Effects of mKv4.2dn or mKv4.2dn expression on the physiology of granule cells. A, Minimum amplitude of injected current required for generating spikes. The data indicate that the minimum amplitude of injection was reduced in mKv4.2dn-transfected cells and increased in mKv4.2-transfected cells compared with control cells.
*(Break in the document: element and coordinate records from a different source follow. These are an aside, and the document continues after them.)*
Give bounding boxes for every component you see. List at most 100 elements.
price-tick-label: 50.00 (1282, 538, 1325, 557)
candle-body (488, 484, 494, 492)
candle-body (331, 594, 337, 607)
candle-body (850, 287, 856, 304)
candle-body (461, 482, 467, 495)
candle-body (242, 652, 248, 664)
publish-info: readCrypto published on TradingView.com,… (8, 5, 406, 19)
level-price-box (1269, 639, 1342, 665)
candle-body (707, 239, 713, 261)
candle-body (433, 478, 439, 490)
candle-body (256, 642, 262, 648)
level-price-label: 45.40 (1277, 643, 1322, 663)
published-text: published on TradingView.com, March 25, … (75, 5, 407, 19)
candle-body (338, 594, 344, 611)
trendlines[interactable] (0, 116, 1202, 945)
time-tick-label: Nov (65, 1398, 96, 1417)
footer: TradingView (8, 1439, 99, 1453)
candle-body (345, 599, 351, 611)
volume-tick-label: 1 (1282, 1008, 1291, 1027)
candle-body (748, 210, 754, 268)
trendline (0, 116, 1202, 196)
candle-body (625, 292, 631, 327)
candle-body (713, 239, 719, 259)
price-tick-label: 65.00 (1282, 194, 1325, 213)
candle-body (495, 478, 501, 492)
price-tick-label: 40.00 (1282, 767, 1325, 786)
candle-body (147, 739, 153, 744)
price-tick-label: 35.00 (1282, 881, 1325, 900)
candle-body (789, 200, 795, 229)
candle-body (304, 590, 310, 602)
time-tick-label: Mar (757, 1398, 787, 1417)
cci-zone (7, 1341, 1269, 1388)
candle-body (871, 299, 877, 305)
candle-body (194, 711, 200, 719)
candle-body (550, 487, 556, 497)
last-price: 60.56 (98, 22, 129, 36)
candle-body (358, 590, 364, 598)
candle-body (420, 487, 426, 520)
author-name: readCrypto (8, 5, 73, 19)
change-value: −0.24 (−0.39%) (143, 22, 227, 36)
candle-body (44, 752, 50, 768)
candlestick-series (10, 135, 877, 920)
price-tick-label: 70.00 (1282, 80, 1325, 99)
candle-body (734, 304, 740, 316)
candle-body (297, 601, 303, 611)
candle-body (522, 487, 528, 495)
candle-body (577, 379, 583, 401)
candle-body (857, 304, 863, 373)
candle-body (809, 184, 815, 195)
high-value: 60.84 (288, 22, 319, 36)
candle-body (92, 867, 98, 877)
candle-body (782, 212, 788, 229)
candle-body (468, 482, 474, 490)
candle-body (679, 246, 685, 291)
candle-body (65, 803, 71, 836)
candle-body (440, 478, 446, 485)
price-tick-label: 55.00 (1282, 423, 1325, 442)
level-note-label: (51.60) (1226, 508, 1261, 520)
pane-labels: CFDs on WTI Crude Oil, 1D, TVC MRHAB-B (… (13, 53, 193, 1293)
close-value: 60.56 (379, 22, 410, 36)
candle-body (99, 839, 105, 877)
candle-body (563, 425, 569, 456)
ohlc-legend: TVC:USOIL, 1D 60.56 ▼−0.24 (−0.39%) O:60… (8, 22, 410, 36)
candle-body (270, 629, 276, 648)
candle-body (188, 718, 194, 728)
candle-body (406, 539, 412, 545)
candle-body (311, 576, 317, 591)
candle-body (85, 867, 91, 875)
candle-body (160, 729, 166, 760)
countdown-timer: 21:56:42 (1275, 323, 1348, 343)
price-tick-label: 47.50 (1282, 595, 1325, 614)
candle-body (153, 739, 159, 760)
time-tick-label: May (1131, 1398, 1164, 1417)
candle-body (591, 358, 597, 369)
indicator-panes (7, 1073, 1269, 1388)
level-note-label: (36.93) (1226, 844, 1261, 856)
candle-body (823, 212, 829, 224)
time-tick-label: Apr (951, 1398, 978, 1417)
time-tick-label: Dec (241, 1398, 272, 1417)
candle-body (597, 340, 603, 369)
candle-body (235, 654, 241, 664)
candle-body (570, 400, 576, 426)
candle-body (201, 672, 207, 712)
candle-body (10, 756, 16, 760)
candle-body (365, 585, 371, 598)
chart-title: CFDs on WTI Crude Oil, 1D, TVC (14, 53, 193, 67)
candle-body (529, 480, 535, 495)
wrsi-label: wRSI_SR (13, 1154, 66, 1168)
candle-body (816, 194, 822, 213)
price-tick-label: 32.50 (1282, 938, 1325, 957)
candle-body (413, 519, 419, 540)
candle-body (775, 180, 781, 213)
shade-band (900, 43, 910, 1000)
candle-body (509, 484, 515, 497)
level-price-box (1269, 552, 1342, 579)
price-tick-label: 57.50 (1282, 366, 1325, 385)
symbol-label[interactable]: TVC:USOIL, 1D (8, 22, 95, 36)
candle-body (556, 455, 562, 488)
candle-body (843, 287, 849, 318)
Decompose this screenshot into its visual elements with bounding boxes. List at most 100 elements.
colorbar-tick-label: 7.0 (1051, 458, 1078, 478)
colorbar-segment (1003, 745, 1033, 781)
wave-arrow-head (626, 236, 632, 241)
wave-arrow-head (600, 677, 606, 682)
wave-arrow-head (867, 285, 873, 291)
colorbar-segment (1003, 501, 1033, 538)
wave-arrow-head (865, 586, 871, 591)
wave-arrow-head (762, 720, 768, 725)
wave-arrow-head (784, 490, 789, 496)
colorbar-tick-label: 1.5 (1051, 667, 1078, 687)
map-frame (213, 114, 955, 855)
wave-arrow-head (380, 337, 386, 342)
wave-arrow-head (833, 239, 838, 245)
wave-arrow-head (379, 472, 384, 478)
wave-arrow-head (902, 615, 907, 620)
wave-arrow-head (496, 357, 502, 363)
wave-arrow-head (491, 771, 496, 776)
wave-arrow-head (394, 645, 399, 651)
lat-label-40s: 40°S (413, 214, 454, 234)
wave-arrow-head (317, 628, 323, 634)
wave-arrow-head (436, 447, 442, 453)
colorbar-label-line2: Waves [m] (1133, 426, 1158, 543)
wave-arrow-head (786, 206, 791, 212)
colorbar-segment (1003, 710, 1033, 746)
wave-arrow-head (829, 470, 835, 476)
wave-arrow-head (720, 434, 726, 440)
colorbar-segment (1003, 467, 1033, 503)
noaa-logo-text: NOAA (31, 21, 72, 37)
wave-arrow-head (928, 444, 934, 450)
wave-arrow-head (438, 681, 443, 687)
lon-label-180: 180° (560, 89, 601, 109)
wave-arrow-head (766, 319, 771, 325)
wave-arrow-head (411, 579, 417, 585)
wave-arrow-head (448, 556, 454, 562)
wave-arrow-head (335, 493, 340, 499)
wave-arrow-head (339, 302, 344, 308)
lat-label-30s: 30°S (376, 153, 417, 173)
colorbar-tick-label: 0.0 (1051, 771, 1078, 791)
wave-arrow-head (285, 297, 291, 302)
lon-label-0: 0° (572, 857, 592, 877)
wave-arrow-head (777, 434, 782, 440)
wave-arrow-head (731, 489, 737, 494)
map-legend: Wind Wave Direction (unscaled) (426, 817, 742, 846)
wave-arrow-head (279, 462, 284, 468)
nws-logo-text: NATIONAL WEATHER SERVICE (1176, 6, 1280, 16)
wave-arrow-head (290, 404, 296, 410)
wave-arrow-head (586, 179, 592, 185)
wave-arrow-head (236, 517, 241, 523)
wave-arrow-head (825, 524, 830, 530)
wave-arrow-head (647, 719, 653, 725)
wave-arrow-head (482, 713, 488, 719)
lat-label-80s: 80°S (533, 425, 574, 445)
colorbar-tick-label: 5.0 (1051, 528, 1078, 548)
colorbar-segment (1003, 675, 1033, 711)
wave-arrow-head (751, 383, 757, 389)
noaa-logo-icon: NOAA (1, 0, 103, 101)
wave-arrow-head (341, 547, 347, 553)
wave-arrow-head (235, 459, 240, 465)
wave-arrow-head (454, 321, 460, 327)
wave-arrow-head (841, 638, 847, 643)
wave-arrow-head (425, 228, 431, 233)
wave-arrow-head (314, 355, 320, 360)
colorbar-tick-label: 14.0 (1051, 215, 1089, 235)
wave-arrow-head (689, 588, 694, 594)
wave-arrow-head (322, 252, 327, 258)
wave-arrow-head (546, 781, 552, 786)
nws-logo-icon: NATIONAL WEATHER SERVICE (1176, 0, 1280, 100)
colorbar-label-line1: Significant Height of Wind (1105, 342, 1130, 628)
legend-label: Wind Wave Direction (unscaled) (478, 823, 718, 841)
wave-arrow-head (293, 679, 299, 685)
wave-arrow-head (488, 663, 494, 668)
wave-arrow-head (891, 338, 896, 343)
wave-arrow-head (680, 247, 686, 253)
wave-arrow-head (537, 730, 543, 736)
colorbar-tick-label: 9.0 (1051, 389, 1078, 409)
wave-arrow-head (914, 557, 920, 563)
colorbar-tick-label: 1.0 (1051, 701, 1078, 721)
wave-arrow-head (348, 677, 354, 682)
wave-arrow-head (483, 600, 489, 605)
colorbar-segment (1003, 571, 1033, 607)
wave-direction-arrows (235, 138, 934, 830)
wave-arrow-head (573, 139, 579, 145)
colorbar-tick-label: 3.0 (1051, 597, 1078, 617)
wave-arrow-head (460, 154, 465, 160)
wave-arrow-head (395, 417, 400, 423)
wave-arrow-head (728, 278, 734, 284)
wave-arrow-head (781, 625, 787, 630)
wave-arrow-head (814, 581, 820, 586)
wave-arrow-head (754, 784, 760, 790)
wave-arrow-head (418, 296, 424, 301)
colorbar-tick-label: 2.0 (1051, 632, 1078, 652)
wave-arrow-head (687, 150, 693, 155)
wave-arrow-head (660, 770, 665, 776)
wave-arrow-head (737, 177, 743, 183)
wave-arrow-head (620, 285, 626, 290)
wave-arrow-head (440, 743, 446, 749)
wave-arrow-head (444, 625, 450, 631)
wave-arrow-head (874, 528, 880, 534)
Mean ± SEM. The differences between control cells (n = 12) and mKv4.2dn-transfected cells (n = 9, *p < 0.05), or between control cells and mKv4.2-transfected cells (n = 5, **p < 0.01) were statistically significant.B, The amplitude of the first spike. The amplitude was larger in mKv4.2dn-transfected cells and smaller in mKv4.2-transfected cells compared with control cells. Mean ± SEM. The differences between control cells and mKv4.2dn-transfected cells, or between control cells and mKv4.2-transfected cells were statistically significant (*p < 0.05). C–E, The threshold of action potential (C), amplitude of AHP (D), and RMP (E) did not appear to be affected by changes in A-type current properties.